Quanto à regulação da inteligência artificial pelo Direito brasileiro, contudo, ela ainda é precária. Atualmente, o seu uso pelo Poder Judiciário é de alguma forma regido pela Resolução nº 615/2025, do CNJ, que atualizou a Resolução CNJ nº 332/2020. Nesta Resolução, faz-se menção específica à ML (nas considerações, ao referir “aprendizado de
máquina”) e à CV (art. 22, § 2º). Essas disciplinas foram reconhecidas como meios válidos de produção de prova digital da jornada de trabalho por geolocalização (processo nº TST-ROT – 23218-21.2023.5.04.0000).

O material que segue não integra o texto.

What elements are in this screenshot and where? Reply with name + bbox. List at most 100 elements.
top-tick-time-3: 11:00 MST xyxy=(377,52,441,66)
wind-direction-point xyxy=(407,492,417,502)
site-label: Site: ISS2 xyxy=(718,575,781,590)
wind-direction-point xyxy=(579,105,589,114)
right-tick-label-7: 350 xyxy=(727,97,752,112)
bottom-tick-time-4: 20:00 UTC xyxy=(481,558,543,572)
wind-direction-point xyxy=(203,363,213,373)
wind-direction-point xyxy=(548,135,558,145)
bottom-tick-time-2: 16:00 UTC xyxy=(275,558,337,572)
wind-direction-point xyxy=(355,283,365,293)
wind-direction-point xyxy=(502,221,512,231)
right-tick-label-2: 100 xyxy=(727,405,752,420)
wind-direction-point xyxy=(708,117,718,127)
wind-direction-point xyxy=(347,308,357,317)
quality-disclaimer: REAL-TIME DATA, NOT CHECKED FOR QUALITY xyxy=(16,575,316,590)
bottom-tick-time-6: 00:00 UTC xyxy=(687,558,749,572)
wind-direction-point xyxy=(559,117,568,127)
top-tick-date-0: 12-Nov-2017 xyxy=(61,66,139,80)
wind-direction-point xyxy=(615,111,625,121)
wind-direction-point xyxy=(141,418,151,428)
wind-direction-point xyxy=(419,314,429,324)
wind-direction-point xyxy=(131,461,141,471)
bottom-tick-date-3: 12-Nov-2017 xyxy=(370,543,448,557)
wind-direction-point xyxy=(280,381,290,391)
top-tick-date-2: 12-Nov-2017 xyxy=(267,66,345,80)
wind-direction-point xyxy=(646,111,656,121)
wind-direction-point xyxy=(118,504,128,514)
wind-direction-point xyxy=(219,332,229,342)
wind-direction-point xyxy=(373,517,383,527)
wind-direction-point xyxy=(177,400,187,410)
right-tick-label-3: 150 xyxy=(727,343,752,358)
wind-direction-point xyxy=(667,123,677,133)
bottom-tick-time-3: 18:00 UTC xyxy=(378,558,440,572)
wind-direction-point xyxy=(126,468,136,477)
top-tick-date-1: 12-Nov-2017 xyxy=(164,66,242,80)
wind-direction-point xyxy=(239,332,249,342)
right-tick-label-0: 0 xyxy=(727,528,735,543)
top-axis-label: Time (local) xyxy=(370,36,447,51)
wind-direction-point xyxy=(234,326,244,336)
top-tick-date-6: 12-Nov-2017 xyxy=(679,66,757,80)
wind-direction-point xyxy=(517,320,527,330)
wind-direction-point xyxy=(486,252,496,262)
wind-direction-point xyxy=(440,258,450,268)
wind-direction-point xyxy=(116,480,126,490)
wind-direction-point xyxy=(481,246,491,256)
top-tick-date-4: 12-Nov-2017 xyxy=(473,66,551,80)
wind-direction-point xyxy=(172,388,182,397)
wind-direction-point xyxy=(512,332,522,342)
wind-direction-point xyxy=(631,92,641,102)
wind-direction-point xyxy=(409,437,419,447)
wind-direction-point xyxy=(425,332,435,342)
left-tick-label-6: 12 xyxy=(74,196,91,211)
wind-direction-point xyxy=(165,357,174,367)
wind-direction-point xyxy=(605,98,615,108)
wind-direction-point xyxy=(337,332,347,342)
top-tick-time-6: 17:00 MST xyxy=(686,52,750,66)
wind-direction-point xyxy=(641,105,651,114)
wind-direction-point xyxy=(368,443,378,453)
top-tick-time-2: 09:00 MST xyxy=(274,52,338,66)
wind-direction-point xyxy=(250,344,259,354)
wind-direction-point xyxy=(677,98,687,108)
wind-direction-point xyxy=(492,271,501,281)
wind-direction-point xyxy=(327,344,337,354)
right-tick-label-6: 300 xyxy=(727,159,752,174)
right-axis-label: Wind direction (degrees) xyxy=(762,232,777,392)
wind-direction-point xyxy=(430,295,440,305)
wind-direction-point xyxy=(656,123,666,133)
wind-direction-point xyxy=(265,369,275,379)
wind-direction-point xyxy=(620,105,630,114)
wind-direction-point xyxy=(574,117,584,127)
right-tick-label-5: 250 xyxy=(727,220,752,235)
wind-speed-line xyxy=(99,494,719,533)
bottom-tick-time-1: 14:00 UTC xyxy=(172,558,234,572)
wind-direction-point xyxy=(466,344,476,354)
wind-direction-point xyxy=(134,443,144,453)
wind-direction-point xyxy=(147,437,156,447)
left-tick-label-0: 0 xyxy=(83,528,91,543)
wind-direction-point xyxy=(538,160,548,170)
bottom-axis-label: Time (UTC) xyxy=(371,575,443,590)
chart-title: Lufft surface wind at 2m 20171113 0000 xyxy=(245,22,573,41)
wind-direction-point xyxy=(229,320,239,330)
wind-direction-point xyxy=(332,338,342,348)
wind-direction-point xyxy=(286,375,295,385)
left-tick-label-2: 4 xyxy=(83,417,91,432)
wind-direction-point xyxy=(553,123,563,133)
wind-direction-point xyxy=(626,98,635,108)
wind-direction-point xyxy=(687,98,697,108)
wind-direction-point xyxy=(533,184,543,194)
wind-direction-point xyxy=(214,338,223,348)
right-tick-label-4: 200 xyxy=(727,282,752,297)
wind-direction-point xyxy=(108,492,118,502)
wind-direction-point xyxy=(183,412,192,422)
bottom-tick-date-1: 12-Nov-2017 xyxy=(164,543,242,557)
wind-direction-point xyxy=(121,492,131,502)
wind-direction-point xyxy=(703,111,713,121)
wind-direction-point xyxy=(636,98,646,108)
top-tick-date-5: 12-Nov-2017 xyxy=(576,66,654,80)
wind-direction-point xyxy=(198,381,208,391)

Por fim, cabe mencionar o PL 2.338/2023 (Marco Legal da IA), já aprovado pelo Senado e atualmente em tramitação na Câmara
dos Deputados, que só faz uma menção superficial às disciplinas ML e AR no art. 4º, I.
A inteligência artificial se emancipou dos filmes: convive conosco no trabalho, em casa, na universidade; poderá se tornar nossa colega ou nossa competidora. Seja o futuro da sua relação com os humanos próspero ou catastrófico, cabe a nós compreendê-la. Encerro este trabalho esperando que eu tenha dado um passo nessa direção.
Bibliografia
ÁVILA, Humberto. Teoria da indeterminação no direito: entre a indeterminação aparente e determinação latente (2022). 3. ed. rev., atual. e ampl. São Paulo: Malheiros, 2025.
HÄUSELMANN, Andreas. “Disciplines of AI: An Overview of Approaches and Techniques”. In: CUSTERS, Bart; FOSCH-VILLARONGA, Eduard (edit.). Law and Artificial Intelligence – Regulating AI and Applying AI in Legal Practice. Asser Press, Springer-Verlag, Berlin, 2022.